A alimentação escolar oferecida pelo PNAE pode ser uma grande aliada para melhorar a saúde dos adolescentes, pois os achados deste estudo demonstram seu potencial na formação de hábitos saudáveis. No entanto, a modificação do ambiente alimentar escolar, como limitar o acesso a alimentos competitivos por meio de regulamentações efetivas e utilizar estratégias para aumentar a palatabilidade das refeições oferecidas pelo PNAE, pode resultar em um impacto positivo nas práticas alimentares de estudantes brasileiros, como já foi observado em outros países33. É necessário também eliminar o estigma associado à alimentação escolar oferecida pelo PNAE, reconhecendo-a como uma política baseada no direito humano à alimentação adequada para todos os integrantes da comunidade escolar.
O questionário da PeNSE 2015 não avaliou as quantidades e o local de consumo dos alimentos, o que pode ser considerado uma limitação deste estudo, pois não se pode afirmar que o consumo de alimentos saudáveis ou não saudáveis é proveniente da alimentação escolar. Apesar disso, o ambiente alimentar escolar é capaz de influenciar o consumo fora da escola10,17, e já foi apontado que o consumo alimentar em dias de aula está associado a hábitos alimentares mais saudáveis34. Além disso, não há informações no instrumento de pesquisa sobre alimentos adquiridos em cantinas e outros locais próximos às escolas por adolescentes, o que seria relevante para este estudo. Como a PeNSE é realizada periodicamente, acreditamos que seria importante investigar mais detalhes sobre o ambiente da alimentação escolar na próxima edição.
Como ponto forte, destaca-se o ineditismo deste estudo ao avaliar a associação entre a coocorrência do consumo regular de marcadores de alimentação saudável e não saudável e a adesão à alimentação escolar em uma amostra representativa de adolescentes escolares brasileiros. A construção do gráfico acíclico direcionado para identificar possíveis fatores de confusão também é um ponto forte do estudo.

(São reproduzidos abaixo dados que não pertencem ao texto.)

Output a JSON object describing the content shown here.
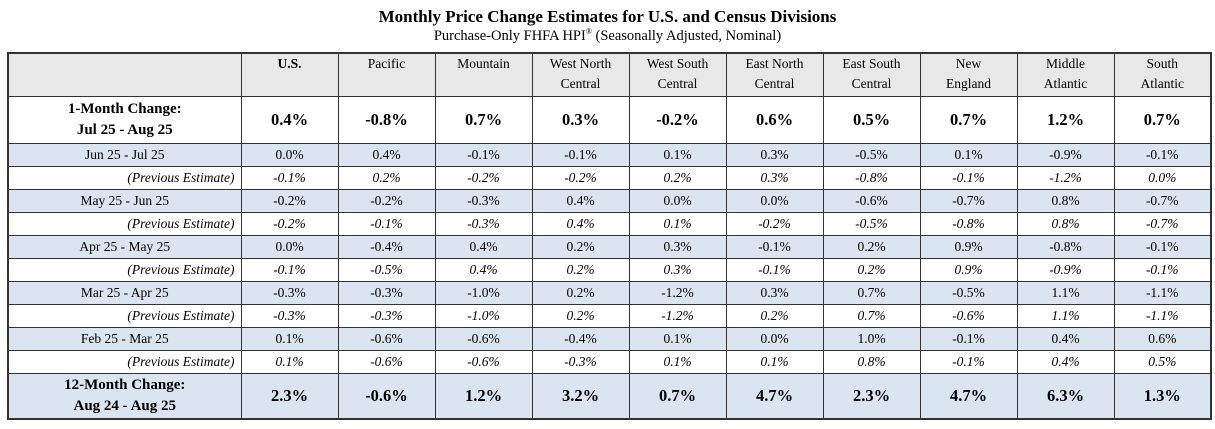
{
  "title": "Monthly Price Change Estimates for U.S. and Census Divisions",
  "subtitle": {
    "prefix": "Purchase-Only FHFA HPI",
    "superscript": "®",
    "suffix": " (Seasonally Adjusted, Nominal)"
  },
  "colors": {
    "header_bg": "#e8e8e8",
    "highlight_row_bg": "#dbe5f1",
    "border": "#333333"
  },
  "table": {
    "corner_label": "",
    "columns": [
      {
        "lines": [
          "U.S."
        ]
      },
      {
        "lines": [
          "Pacific"
        ]
      },
      {
        "lines": [
          "Mountain"
        ]
      },
      {
        "lines": [
          "West North",
          "Central"
        ]
      },
      {
        "lines": [
          "West South",
          "Central"
        ]
      },
      {
        "lines": [
          "East North",
          "Central"
        ]
      },
      {
        "lines": [
          "East South",
          "Central"
        ]
      },
      {
        "lines": [
          "New",
          "England"
        ]
      },
      {
        "lines": [
          "Middle",
          "Atlantic"
        ]
      },
      {
        "lines": [
          "South",
          "Atlantic"
        ]
      }
    ],
    "rows": [
      {
        "label_line1": "1-Month Change:",
        "label_line2": "Jul 25 - Aug 25",
        "row_type": "summary-white",
        "values": [
          "0.4%",
          "-0.8%",
          "0.7%",
          "0.3%",
          "-0.2%",
          "0.6%",
          "0.5%",
          "0.7%",
          "1.2%",
          "0.7%"
        ]
      },
      {
        "label_line1": "Jun 25 - Jul 25",
        "row_type": "month",
        "values": [
          "0.0%",
          "0.4%",
          "-0.1%",
          "-0.1%",
          "0.1%",
          "0.3%",
          "-0.5%",
          "0.1%",
          "-0.9%",
          "-0.1%"
        ]
      },
      {
        "label_line1": "(Previous Estimate)",
        "row_type": "previous-estimate",
        "values": [
          "-0.1%",
          "0.2%",
          "-0.2%",
          "-0.2%",
          "0.2%",
          "0.3%",
          "-0.8%",
          "-0.1%",
          "-1.2%",
          "0.0%"
        ]
      },
      {
        "label_line1": "May 25 - Jun 25",
        "row_type": "month",
        "values": [
          "-0.2%",
          "-0.2%",
          "-0.3%",
          "0.4%",
          "0.0%",
          "0.0%",
          "-0.6%",
          "-0.7%",
          "0.8%",
          "-0.7%"
        ]
      },
      {
        "label_line1": "(Previous Estimate)",
        "row_type": "previous-estimate",
        "values": [
          "-0.2%",
          "-0.1%",
          "-0.3%",
          "0.4%",
          "0.1%",
          "-0.2%",
          "-0.5%",
          "-0.8%",
          "0.8%",
          "-0.7%"
        ]
      },
      {
        "label_line1": "Apr 25 - May 25",
        "row_type": "month",
        "values": [
          "0.0%",
          "-0.4%",
          "0.4%",
          "0.2%",
          "0.3%",
          "-0.1%",
          "0.2%",
          "0.9%",
          "-0.8%",
          "-0.1%"
        ]
      },
      {
        "label_line1": "(Previous Estimate)",
        "row_type": "previous-estimate",
        "values": [
          "-0.1%",
          "-0.5%",
          "0.4%",
          "0.2%",
          "0.3%",
          "-0.1%",
          "0.2%",
          "0.9%",
          "-0.9%",
          "-0.1%"
        ]
      },
      {
        "label_line1": "Mar 25 - Apr 25",
        "row_type": "month",
        "values": [
          "-0.3%",
          "-0.3%",
          "-1.0%",
          "0.2%",
          "-1.2%",
          "0.3%",
          "0.7%",
          "-0.5%",
          "1.1%",
          "-1.1%"
        ]
      },
      {
        "label_line1": "(Previous Estimate)",
        "row_type": "previous-estimate",
        "values": [
          "-0.3%",
          "-0.3%",
          "-1.0%",
          "0.2%",
          "-1.2%",
          "0.2%",
          "0.7%",
          "-0.6%",
          "1.1%",
          "-1.1%"
        ]
      },
      {
        "label_line1": "Feb 25 - Mar 25",
        "row_type": "month",
        "values": [
          "0.1%",
          "-0.6%",
          "-0.6%",
          "-0.4%",
          "0.1%",
          "0.0%",
          "1.0%",
          "-0.1%",
          "0.4%",
          "0.6%"
        ]
      },
      {
        "label_line1": "(Previous Estimate)",
        "row_type": "previous-estimate",
        "values": [
          "0.1%",
          "-0.6%",
          "-0.6%",
          "-0.3%",
          "0.1%",
          "0.1%",
          "0.8%",
          "-0.1%",
          "0.4%",
          "0.5%"
        ]
      },
      {
        "label_line1": "12-Month Change:",
        "label_line2": "Aug 24 - Aug 25",
        "row_type": "summary-blue",
        "values": [
          "2.3%",
          "-0.6%",
          "1.2%",
          "3.2%",
          "0.7%",
          "4.7%",
          "2.3%",
          "4.7%",
          "6.3%",
          "1.3%"
        ]
      }
    ]
  }
}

Em conclusão, os resultados deste estudo mostraram que a alta adesão foi positivamente associada ao consumo regular de alimentos saudáveis e inversamente associada ao consumo regular de alimentos não saudáveis, reforçando o papel crucial do PNAE no incentivo a hábitos saudáveis entre adolescentes brasileiros e seu potencial para mitigar a sindemia global. Esses dados podem ser úteis na tomada de decisão quanto ao direcionamento de recursos financeiros voltados para a melhoria da saúde do adolescente e prevenção de doenças crônicas por parte dos gestores públicos.
AGRADECIMENTOS
Os autores agradecem a todos os alunos e diretores de escolas que participaram da Pesquisa Nacional de Saúde do Escolar (2015), contribuindo assim para o desenvolvimento deste trabalho. Também agradecemos o apoio da Universidade Federal de Mato Grosso e do Instituto Federal de Mato Grosso – Campus Juína.